Is currency volatility a bad thing? 

Rand and dollar are among the most volatile currency pairs.
Image: AdobeStock

Low inflation and interest rates over an extended period have dampened sharp movements in exchange rates, but as consumer prices rise and interest rates are increased, currency volatility once again becomes an important element to consider when trading. If underestimated, it could lead to potentially negative consequences for some investors.

Currency volatility is generally measured by calculating the standard variance of currency price movements and provides traders with an indication of the extent to which a currency might move relative to its average over a given period. Generally, the more volatile a currency, the greater the trading risk. However, this higher volatility also creates more opportunities for traders with their resultant larger price moves.

Rand and dollar are among the most volatile currency pairs

It is important for traders to be familiar with a currency’s volatility since different levels of volatility are more suitable to specific strategies and psychologies. Currency pairs with lower volatility are more favourable for those wishing to grow capital steadily without assuming major risks, whereas currency pairs with higher volatility are more likely to be sought after by risk-hungry traders who aim to cash in on greater price differentials.

The United States (US) dollar and the rand are considered among the most volatile currency pairs. The rand is a commodity-driven currency, the value of which fluctuates in accordance with supply and demand. Despite not achieving the average daily forex turnover of major currencies such as the dollar, the euro or the pound, the rand’s value still classifies it as one of the top 20 global currencies.

In dealing effectively with the variables that affect volatility, risk management strategies must be tailored to each client’s individual requirements.

Political, economic and social circumstances drive volatility

Volatility is impacted by various political, economic and social circumstances and events. Both the local and political environment have a direct bearing on a currency’s volatility, which is one of the reasons why emerging market currencies tend to be more volatile due to uncertain or unstable political and social landscapes.

“Central bank policies are another factor. Local interest rate hikes are seen as rand-positive, while interest rate cuts are deemed negative. International interest rates also affect the attractiveness of rand-denominated investments, in bonds, for instance.
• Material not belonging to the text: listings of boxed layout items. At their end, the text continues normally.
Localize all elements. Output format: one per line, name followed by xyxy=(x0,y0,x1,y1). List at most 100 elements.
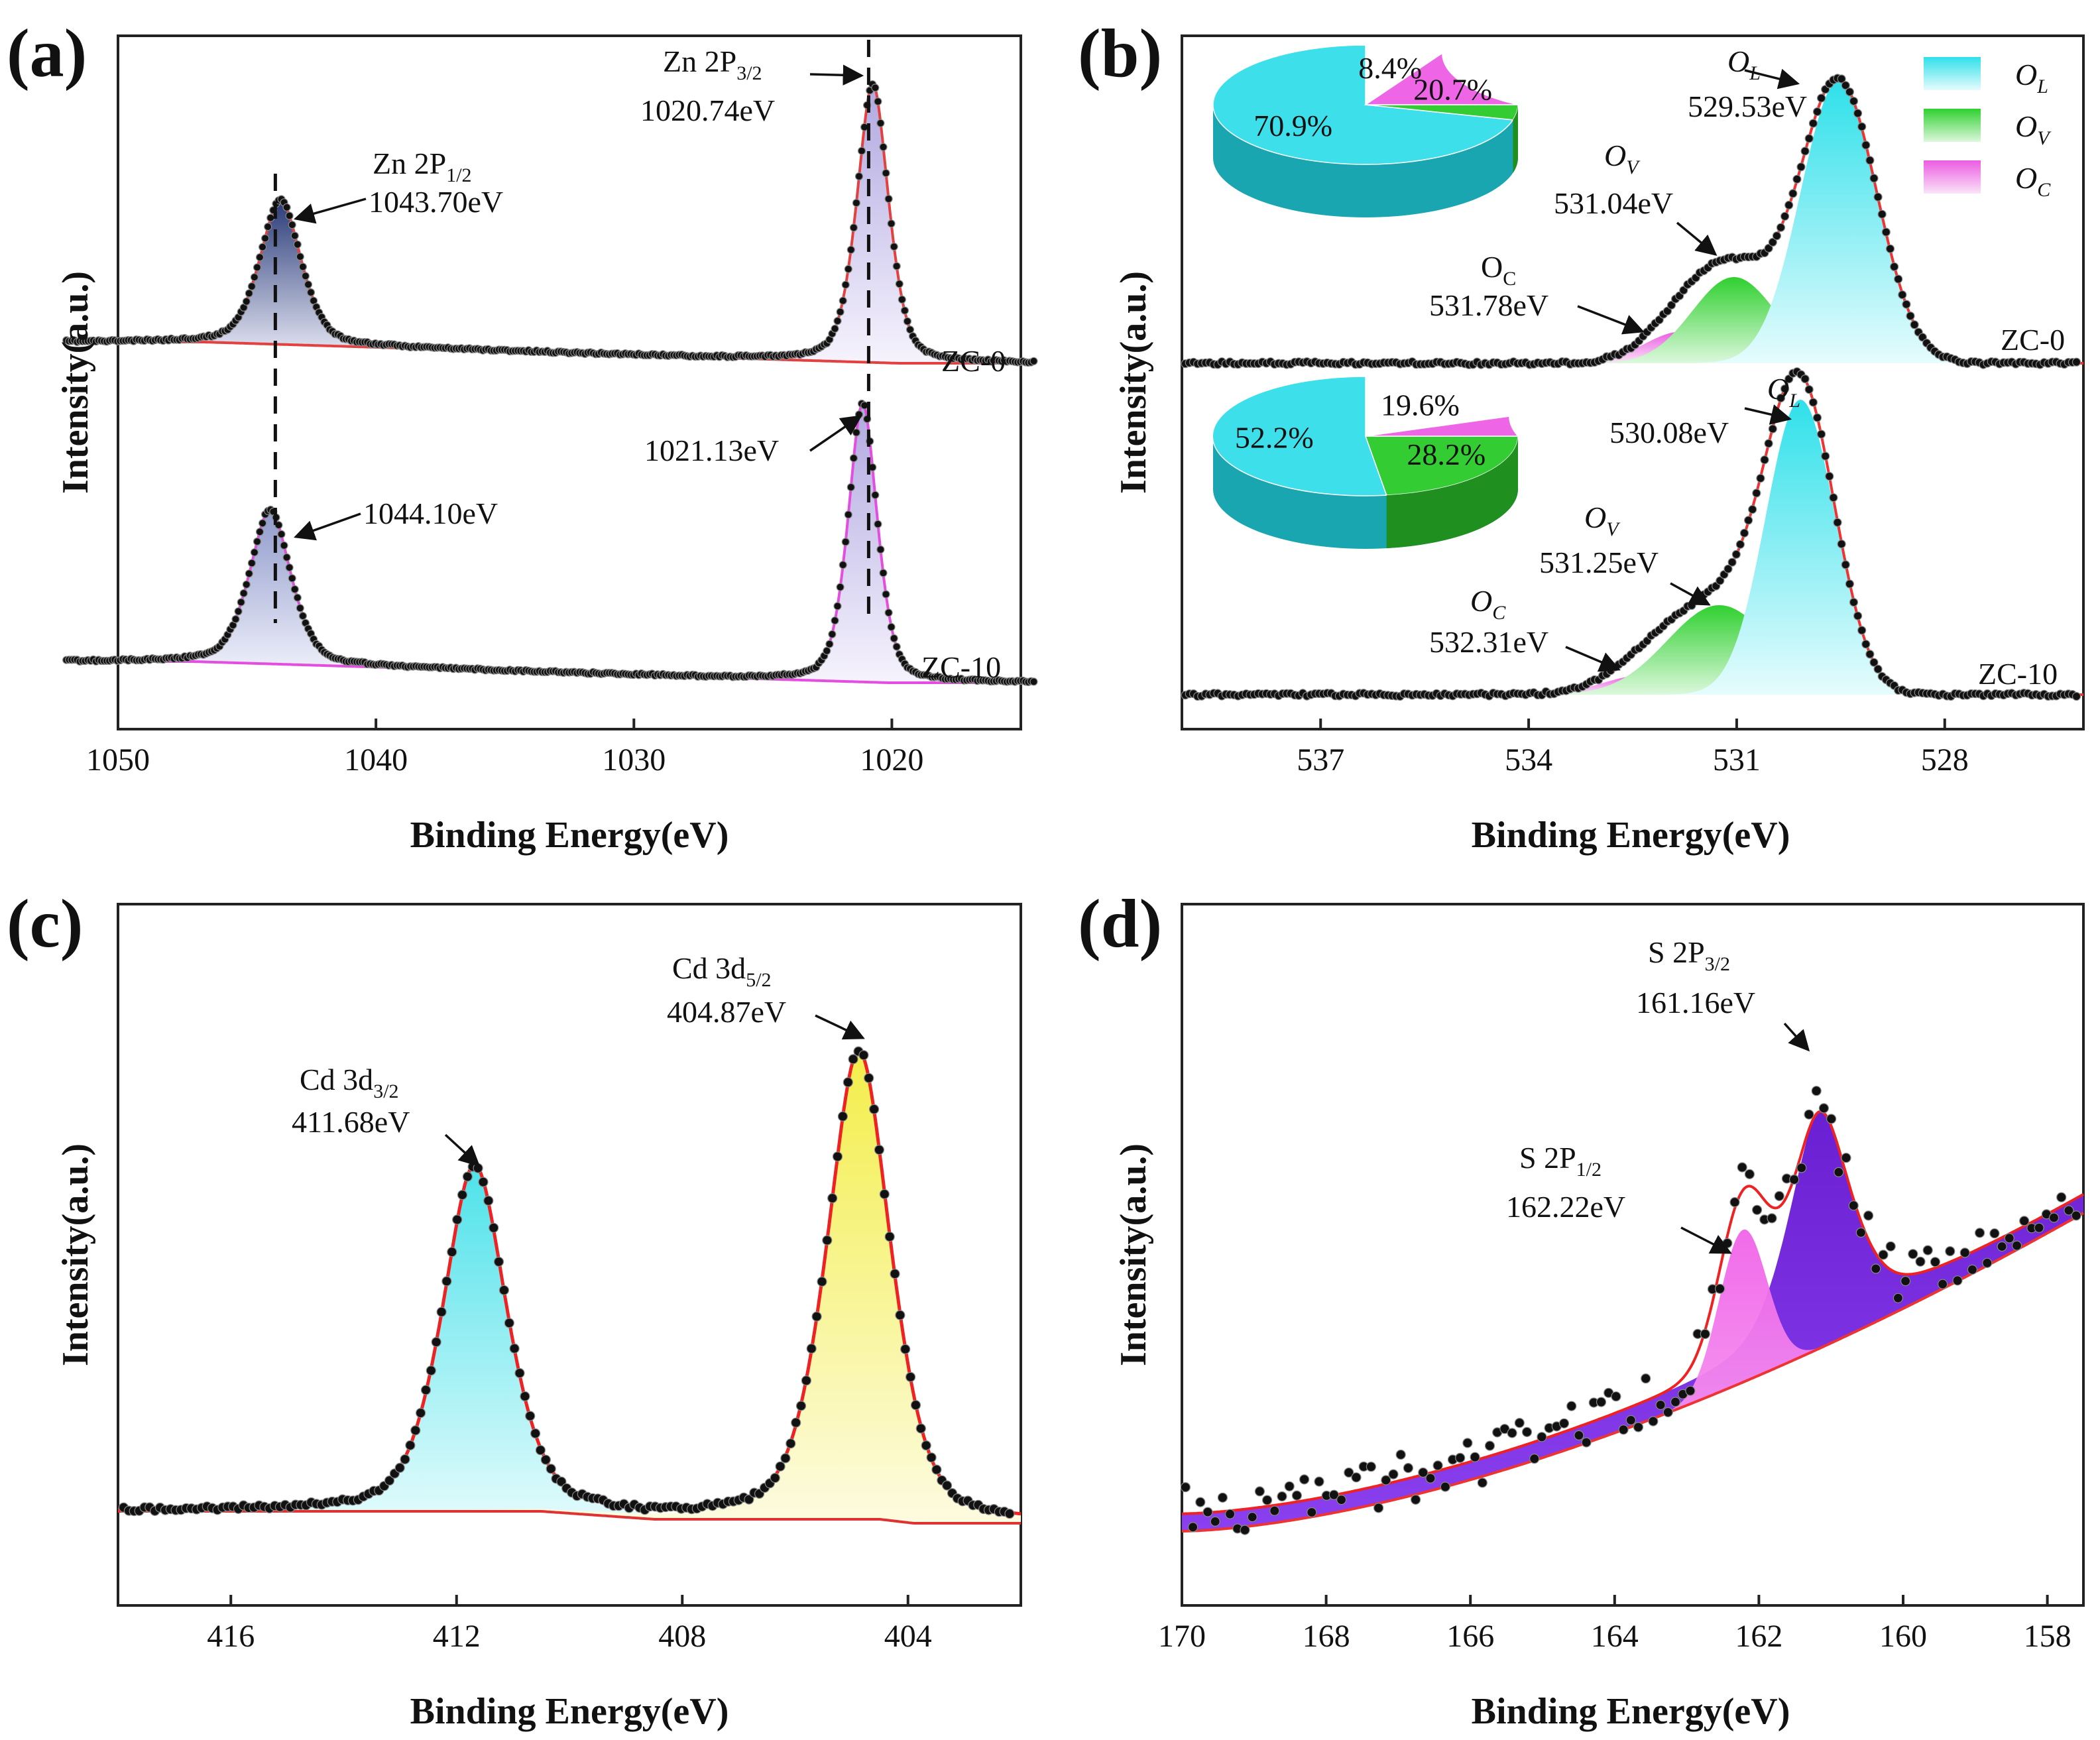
panel-c-data-point xyxy=(868,1104,880,1115)
legend-label-oc: OC xyxy=(2015,161,2051,201)
panel-c-data-point xyxy=(890,1269,900,1279)
panel-b-ZC-0-data-point xyxy=(1768,237,1777,247)
annot-zn2p32-main: Zn 2P xyxy=(663,44,736,78)
panel-c-data-point xyxy=(426,1365,436,1376)
panel-b-ZC-10-data-point xyxy=(1873,664,1883,674)
panel-c-data-point xyxy=(520,1391,530,1402)
panel-c-data-point xyxy=(895,1310,905,1320)
panel-b-ZC-0-data-point xyxy=(1898,290,1907,300)
panel-d-data-point xyxy=(1804,1109,1814,1120)
panel-c-data-point xyxy=(921,1440,931,1451)
panel-c-data-point xyxy=(744,1494,754,1505)
annot-ov-zc0-sub: V xyxy=(1626,156,1641,178)
panel-b-ZC-10-ov-area xyxy=(1182,605,2083,695)
panel-d-data-point xyxy=(1180,1482,1191,1493)
panel-a: (a) 1050 1040 1030 1020 Binding Energy(eV) … xyxy=(7,15,1038,856)
arrow-cd3d52 xyxy=(815,1014,865,1040)
panel-d-data-point xyxy=(1388,1469,1399,1479)
pie0-pct-label: 70.9% xyxy=(1254,109,1332,143)
panel-b-ZC-10-data-point xyxy=(1869,658,1879,667)
panel-a-ZC-0-data-point xyxy=(882,169,890,178)
panel-d-data-point xyxy=(1381,1475,1391,1485)
panel-a-ZC-10-data-point xyxy=(884,609,893,617)
panel-d-data-point xyxy=(1789,1174,1800,1185)
panel-b-ZC-0-data-point xyxy=(1792,174,1802,184)
panel-a-ZC-10-data-point xyxy=(836,583,845,591)
panel-c-data-point xyxy=(910,1400,921,1411)
panel-d-data-point xyxy=(1566,1401,1577,1411)
panel-b-tick-label: 528 xyxy=(1921,742,1969,778)
panel-a-ZC-10-data-point xyxy=(874,520,882,528)
panel-b-y-axis-label: Intensity(a.u.) xyxy=(1113,271,1154,494)
panel-a-ZC-10-data-point xyxy=(852,428,861,437)
panel-d-data-point xyxy=(1187,1522,1198,1533)
panel-a-tick-label: 1050 xyxy=(86,742,150,778)
panel-b-ZC-0-data-point xyxy=(1772,231,1781,241)
pie1-slice-side xyxy=(1386,436,1518,549)
panel-a-ZC-10-data-point xyxy=(831,616,839,625)
panel-d-data-point xyxy=(1432,1460,1443,1471)
panel-b-ZC-10-data-point xyxy=(1744,516,1753,525)
pie1-slice xyxy=(1365,416,1519,437)
panel-a-ZC-10-data-point xyxy=(296,604,304,612)
panel-a-ZC-10-data-point xyxy=(231,614,240,624)
panel-a-ZC-0-data-point xyxy=(887,219,896,228)
panel-b-ZC-0-data-point xyxy=(1910,320,1919,329)
pie1-slice xyxy=(1212,376,1387,496)
panel-b-ZC-10-data-point xyxy=(1800,374,1810,384)
panel-d-data-point xyxy=(1922,1245,1933,1255)
panel-a-frame xyxy=(117,34,1022,730)
panel-b-ZC-10-data-point xyxy=(1752,489,1761,498)
panel-a-ZC-0-data-point xyxy=(1029,357,1038,365)
panel-a-ZC-0-data-point xyxy=(849,223,858,232)
panel-d-data-point xyxy=(1314,1476,1324,1487)
panel-c-data-point xyxy=(874,1144,885,1155)
legend-ov-sub: V xyxy=(2037,127,2052,149)
panel-a-ZC-10-data-point xyxy=(839,561,847,569)
panel-c-data-point xyxy=(483,1195,494,1206)
panel-a-ZC-10-data-point xyxy=(887,622,896,632)
panel-b-ZC-0-data-point xyxy=(1837,74,1846,84)
panel-d-data-point xyxy=(1662,1407,1673,1418)
annot-oc-zc10-label: OC xyxy=(1470,584,1506,624)
panel-d-tick-label: 166 xyxy=(1446,1619,1494,1654)
panel-a-ZC-10-data-point xyxy=(282,553,291,562)
panel-a-ZC-0-data-point xyxy=(903,317,912,325)
annot-ov-zc0-main: O xyxy=(1604,139,1626,172)
panel-d-data-point xyxy=(1514,1418,1525,1428)
panel-b-ZC-10-data-point xyxy=(1804,384,1814,394)
panel-b-frame xyxy=(1181,34,2085,730)
panel-c-data-point xyxy=(775,1461,786,1472)
panel-b-ZC-10-data-point xyxy=(1760,455,1769,465)
series-label-zc0: ZC-0 xyxy=(941,344,1006,378)
annot-cd3d32-value: 411.68eV xyxy=(292,1105,410,1139)
panel-a-ZC-0-data-point xyxy=(306,288,316,297)
annot-oc-zc0-value: 531.78eV xyxy=(1429,288,1548,322)
arrow-zn2p32 xyxy=(809,64,864,86)
arrow-ol-zc0 xyxy=(1744,68,1800,89)
panel-d-data-point xyxy=(1834,1167,1844,1178)
annot-zn2p12-main: Zn 2P xyxy=(373,146,446,180)
panel-b-ZC-0-data-point xyxy=(1890,262,1899,271)
panel-b-ZC-10-data-point xyxy=(1833,518,1842,527)
panel-b-ZC-10-data-point xyxy=(1861,640,1871,649)
panel-b-ZC-0-data-point xyxy=(1869,174,1879,183)
panel-a-x-ticks: 1050 1040 1030 1020 xyxy=(86,719,923,778)
panel-a-ZC-0-data-point xyxy=(874,97,882,106)
panel-a-ZC-10-data-point xyxy=(245,569,253,578)
legend-ol-main: O xyxy=(2015,58,2037,91)
panel-a-letter: (a) xyxy=(7,15,87,91)
panel-d-data-point xyxy=(1767,1213,1777,1224)
panel-a-ZC-0-data-point xyxy=(266,213,275,222)
panel-a-ZC-0-data-point xyxy=(854,172,864,181)
panel-d-data-point xyxy=(1537,1432,1547,1442)
panel-c-data-point xyxy=(905,1371,916,1382)
panel-a-ZC-0-data-point xyxy=(857,146,866,155)
panel-a-ZC-10-data-point xyxy=(237,598,245,607)
panel-d-data-point xyxy=(1625,1415,1636,1426)
panel-d-data-point xyxy=(1648,1416,1659,1426)
panel-c-tick-label: 404 xyxy=(884,1619,932,1654)
panel-c-x-ticks: 416 412 408 404 xyxy=(207,1595,932,1654)
panel-c-data-point xyxy=(415,1408,426,1419)
legend-label-ol: OL xyxy=(2015,58,2048,97)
An obvious element influencing volatility is both local and international economic performance and a prime example of this is the instability surrounding the reliability of South Africa’s power supply, which currently has a negative impact.

Seeking opportunities versus your risk appetite

Volatility is often deemed to be negative as it demonstrates just how susceptible the rand is to specific events and market changes, but it also demonstrates the efficiency and liquidity of the South African market, where buyers and sellers can buy and sell currency without delay, which many traders take advantage of.

Although currency volatility can be viewed as unpredictable, the risk associated is not and individuals and companies should decide the extent of the risk they are willing and able to manage. Individuals and companies with exposure to foreign currency can protect themselves against volatility using various measures to reinforce their market position, one of which is hedging solutions.

Any associated risks must be identified, and suitable strategies, solutions and products crafted to manage them. Risk can then be mitigated through market timing, effective strategies, preferred suppliers and efficient reporting, which enables clients to adjust trading strategies and policies to suit their risk appetite and trading style.

As leaders in treasury, foreign exchange, and risk management solutions, Citadel Global acknowledges that risk management is not just about avoiding the loss in rands and cents – it is about understanding the opportunity cost and regulatory requirements involved in every single transaction in order to move money efficiently. In order to do this my team and I are always abreast of local and international current affairs that could have economic repercussions and monitor international markets holistically.

Bianca Botes is director at foreign exchange experts, Citadel Global.